Die Vielfalt der Hefen bringt Dr. Martin Zarnkow zum Einsatz, der am Beispiel der Haferbierbereitung ausprobiert hat, welche Hefe wie mit dem gegenüber normalen Gerstenmalzwürzen veränderten Substrat umgeht. Generell seien die Vergärungsgrade von Haferbieren etwas niedriger, und es werden vermehrt Ester gebildet. Die breite Varianz an unterschiedlichen Bieren, die in den beschriebenen Versuchen erreicht wurde, beeindruckt. „Das ist schon gewaltig, was man damit machen kann“, so Dr. Zarnkow.
Hat Einfluss
Wie die Würzezusammensetzung und der Hefestamm bei „normalen“ Gerstenmalzwürzen auf die Bildung von DMS während der Gärung einwirken, verdeutlichte Matthias Baldus, TU Berlin. Er setzt sich schon längere Zeit mit der Bedeutung des DMS-Vorläufers DMSO für den Brauprozess auseinander (siehe mehrteiliger Beitrag ab BRAUWELT Nr. 36/2014). Versuchsgärungen haben laut Baldus gezeigt, dass alle getesteten Hefestämme in der Lage sind, DMSO zu reduzieren. Das Resultat war dann eine signifikante Zunahme von DMS. Aber: „Der Großteil [an DMS] wird in der Brauerei im ZKG wahrscheinlich durch CO2- Desorption entfernt.“ Dennoch sei es daher immer noch sehr wichtig, den DMSO-Gehalt in der Würze zu kennen. Einen ebenfalls wichtigen Kennwert der Würze stellt der Zinkgehalt dar. Wie der Zinkgehalt in der Würze auch im Rahmen des Reinheitsgebotes beeinflusst werden kann, dass erklärte Dr. Hubertus Schneiderbanger, BLQ (ganz genau nachzulesen in BRAUWELT Nr. 3/2017, ab Seite 58).
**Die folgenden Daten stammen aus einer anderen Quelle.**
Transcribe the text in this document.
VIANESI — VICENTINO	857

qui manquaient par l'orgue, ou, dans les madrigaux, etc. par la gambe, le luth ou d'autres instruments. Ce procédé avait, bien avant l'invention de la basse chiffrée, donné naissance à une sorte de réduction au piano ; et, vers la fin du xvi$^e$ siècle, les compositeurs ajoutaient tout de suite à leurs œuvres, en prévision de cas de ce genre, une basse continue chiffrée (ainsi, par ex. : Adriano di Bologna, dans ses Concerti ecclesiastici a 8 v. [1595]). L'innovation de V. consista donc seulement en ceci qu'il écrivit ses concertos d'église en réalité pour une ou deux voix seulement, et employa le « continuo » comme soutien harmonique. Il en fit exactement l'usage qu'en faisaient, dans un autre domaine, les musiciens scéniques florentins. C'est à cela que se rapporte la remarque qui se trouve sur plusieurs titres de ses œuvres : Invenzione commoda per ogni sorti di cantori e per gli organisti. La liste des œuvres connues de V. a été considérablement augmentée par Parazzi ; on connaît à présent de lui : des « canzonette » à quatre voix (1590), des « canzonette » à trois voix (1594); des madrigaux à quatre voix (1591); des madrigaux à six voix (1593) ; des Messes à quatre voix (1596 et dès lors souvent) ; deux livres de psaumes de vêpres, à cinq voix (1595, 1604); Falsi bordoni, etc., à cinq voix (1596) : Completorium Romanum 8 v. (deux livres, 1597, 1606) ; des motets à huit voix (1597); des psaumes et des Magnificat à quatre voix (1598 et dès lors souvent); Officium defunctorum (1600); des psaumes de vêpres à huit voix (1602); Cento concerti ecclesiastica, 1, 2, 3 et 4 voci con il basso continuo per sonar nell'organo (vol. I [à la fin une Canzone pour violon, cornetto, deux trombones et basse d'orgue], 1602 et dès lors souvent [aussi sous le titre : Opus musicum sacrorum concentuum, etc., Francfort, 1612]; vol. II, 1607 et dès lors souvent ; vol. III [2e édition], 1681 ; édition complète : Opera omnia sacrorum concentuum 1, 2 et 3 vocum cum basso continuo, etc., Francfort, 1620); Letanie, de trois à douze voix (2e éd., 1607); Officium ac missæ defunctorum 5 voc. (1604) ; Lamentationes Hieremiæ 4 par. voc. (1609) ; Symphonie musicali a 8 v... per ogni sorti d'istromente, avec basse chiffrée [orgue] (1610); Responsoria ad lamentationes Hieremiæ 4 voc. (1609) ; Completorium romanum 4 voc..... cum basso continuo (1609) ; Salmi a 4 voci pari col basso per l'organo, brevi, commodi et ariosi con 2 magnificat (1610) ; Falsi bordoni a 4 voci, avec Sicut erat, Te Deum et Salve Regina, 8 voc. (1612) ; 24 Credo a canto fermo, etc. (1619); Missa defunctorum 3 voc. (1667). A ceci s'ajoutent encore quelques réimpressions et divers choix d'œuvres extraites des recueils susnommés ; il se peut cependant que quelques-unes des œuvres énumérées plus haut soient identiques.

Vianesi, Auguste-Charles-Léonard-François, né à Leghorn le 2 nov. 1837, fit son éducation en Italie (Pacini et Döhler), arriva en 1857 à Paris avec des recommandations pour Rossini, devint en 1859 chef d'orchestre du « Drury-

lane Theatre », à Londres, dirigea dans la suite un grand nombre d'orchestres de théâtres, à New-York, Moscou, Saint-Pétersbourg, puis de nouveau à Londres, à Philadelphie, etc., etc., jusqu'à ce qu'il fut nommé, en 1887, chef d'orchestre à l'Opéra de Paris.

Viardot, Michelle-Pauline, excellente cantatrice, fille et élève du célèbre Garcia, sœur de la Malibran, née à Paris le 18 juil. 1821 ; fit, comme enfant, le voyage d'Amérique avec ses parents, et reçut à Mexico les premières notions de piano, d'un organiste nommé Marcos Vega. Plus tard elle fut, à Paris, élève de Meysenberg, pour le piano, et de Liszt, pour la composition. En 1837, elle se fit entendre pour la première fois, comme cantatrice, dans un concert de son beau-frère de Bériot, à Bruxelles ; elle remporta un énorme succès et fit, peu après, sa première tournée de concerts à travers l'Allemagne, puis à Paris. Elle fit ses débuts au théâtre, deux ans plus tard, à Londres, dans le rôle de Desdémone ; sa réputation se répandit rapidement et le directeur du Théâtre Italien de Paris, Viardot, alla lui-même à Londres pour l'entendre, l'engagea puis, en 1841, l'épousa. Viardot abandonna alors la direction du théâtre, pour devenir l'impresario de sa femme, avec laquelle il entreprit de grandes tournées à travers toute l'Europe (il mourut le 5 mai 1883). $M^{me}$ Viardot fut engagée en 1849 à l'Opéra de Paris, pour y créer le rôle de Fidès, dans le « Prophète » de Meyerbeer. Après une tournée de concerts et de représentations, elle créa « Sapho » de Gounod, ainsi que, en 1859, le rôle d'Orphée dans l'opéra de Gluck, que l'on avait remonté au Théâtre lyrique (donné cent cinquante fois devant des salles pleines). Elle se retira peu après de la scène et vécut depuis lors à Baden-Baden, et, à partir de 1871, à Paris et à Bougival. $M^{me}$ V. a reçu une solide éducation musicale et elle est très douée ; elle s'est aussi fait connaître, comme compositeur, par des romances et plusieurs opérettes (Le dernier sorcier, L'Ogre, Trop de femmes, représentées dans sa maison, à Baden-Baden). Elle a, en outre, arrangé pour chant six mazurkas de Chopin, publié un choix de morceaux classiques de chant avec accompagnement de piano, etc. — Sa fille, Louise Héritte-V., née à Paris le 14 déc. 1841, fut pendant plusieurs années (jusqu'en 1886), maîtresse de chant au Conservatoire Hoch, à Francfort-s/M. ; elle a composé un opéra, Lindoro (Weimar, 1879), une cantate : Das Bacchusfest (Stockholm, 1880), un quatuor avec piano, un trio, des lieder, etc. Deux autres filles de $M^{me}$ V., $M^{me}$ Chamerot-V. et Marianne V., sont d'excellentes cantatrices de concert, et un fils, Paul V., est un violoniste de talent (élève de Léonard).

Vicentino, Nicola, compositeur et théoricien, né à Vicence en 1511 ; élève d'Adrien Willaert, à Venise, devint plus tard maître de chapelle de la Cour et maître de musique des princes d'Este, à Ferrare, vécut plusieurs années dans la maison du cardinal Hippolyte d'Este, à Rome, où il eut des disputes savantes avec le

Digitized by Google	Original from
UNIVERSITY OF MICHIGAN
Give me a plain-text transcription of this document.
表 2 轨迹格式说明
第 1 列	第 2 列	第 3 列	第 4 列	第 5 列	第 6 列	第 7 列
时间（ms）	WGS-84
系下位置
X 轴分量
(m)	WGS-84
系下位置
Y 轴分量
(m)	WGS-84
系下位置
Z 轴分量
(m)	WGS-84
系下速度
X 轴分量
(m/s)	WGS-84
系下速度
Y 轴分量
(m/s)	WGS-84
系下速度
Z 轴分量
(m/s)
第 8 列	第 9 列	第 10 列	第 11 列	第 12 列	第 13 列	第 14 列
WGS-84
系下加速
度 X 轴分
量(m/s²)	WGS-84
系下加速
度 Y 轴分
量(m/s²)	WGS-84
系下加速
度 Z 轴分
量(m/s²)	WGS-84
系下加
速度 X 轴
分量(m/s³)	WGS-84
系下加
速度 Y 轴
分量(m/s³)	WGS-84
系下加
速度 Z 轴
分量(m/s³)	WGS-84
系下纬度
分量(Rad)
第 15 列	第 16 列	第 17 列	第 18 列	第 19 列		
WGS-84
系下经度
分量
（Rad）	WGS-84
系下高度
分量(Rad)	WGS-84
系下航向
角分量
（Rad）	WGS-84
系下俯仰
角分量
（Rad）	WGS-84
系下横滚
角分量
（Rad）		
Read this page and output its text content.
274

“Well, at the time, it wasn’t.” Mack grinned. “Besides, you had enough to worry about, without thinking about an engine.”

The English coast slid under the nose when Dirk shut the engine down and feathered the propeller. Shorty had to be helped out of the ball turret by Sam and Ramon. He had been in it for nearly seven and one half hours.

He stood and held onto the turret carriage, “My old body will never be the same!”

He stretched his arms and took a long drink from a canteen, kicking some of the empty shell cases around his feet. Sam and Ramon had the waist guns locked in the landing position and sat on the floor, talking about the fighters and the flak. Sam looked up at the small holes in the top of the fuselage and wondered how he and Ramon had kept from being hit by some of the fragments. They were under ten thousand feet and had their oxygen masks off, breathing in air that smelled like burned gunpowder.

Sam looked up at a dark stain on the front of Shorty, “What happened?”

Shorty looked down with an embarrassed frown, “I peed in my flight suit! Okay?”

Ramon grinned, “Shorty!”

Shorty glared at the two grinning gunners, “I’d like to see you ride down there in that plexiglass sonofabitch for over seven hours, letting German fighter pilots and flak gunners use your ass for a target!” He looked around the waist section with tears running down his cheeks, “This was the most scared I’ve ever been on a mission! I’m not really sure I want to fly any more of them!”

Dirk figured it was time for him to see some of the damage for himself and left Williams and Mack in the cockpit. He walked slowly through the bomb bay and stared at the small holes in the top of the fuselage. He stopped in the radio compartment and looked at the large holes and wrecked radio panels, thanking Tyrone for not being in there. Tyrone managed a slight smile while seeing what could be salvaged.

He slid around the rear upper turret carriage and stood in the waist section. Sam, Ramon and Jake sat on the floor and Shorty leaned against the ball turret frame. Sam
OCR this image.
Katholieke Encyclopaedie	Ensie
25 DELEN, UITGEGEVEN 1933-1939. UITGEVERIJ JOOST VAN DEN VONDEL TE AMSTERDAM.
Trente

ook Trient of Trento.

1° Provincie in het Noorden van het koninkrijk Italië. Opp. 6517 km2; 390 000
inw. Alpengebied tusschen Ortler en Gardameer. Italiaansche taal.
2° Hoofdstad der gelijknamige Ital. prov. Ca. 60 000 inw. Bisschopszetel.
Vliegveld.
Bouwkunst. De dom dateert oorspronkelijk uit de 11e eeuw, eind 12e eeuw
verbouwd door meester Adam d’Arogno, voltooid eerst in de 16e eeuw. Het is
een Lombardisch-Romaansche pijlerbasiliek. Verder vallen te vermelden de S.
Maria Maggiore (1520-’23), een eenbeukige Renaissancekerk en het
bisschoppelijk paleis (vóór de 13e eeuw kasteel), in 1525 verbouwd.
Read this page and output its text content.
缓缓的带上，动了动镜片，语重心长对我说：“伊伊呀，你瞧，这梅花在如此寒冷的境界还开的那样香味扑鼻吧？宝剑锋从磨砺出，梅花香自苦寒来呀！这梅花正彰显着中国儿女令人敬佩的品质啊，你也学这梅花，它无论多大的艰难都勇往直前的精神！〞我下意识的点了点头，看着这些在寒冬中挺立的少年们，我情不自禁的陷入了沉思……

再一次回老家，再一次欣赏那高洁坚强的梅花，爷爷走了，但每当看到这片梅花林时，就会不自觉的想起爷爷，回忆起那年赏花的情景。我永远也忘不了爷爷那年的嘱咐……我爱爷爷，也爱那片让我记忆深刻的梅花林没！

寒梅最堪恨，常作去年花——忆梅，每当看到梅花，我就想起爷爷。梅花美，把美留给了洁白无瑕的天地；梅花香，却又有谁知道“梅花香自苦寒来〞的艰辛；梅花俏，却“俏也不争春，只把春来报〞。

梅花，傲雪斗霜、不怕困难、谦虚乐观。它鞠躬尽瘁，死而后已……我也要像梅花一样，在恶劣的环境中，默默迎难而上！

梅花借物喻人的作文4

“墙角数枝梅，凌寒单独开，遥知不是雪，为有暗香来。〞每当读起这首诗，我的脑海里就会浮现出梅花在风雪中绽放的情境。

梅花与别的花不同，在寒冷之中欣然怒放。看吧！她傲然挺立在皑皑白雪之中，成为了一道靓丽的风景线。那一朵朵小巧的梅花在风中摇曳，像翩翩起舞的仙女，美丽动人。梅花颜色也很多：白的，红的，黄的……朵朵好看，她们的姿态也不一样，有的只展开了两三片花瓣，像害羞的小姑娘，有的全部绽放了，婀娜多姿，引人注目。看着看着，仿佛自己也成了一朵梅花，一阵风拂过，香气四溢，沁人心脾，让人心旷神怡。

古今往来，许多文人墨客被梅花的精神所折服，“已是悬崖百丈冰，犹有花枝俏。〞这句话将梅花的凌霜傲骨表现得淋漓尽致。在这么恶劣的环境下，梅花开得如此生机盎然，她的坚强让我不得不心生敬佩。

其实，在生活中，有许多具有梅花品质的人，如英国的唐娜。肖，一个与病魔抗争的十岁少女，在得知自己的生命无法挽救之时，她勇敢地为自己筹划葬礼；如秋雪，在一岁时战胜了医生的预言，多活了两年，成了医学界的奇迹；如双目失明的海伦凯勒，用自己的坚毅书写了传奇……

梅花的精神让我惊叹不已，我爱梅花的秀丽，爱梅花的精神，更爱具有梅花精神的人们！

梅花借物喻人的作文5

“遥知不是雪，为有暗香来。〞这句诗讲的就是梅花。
Die Hefe wiederum nimmt Einfluss auf die Aromaausprägung der Hopfennote. Wie, darauf versucht Korbinian Haslbeck, BLQ, eine Antwort zu finden. Als von der Hefe beeinflussten und für das Aroma wichtigen Hopfeninhaltsstoff hat Haslbeck vor allem die Terpenalkohole, also etwa Geraniol, ausgemacht. In Versuchen habe sich gezeigt, dass Hefen die Ausbeute an Monoterpenalkoholen beeinflussen. Die Kombination aus Hopfensorte und Hefestamm spiele eine wichtige Rolle, die Ausprägung und Intensität des Hopfenaromas sei über eine Kombination aus Hopfensorte/Gabezeitpunkt und Hefestamm zu beeinflussen.
Reinzucht
Immer wichtig für die Ausprägung der von der Hefe gebildeten Aromastoffe ist deren Vitalität. Um möglichst gärkräftige, vitale Hefe zur Verfügung zu stellen, stehen den Brauern heute Anlagenkonzepte von der Hefereinzuchtlösung für die Mikrobrauerei bis zum Hefemanagementcenter zur Verfügung. Helmut Kühnl, Verkausleiter bei Esau und Hueber, stellte die verschiedenen Anlagenlösungen der Schrobenhausener vor. Die Reinzuchtanlagen stellen dann einen möglichst vitalen Hefesatz zur Verfügung, natürlich möglichst frei von anderen ggf. bierschädigenden Mikroorganismen. Dennoch kommen diese in Bier zuweilen vor.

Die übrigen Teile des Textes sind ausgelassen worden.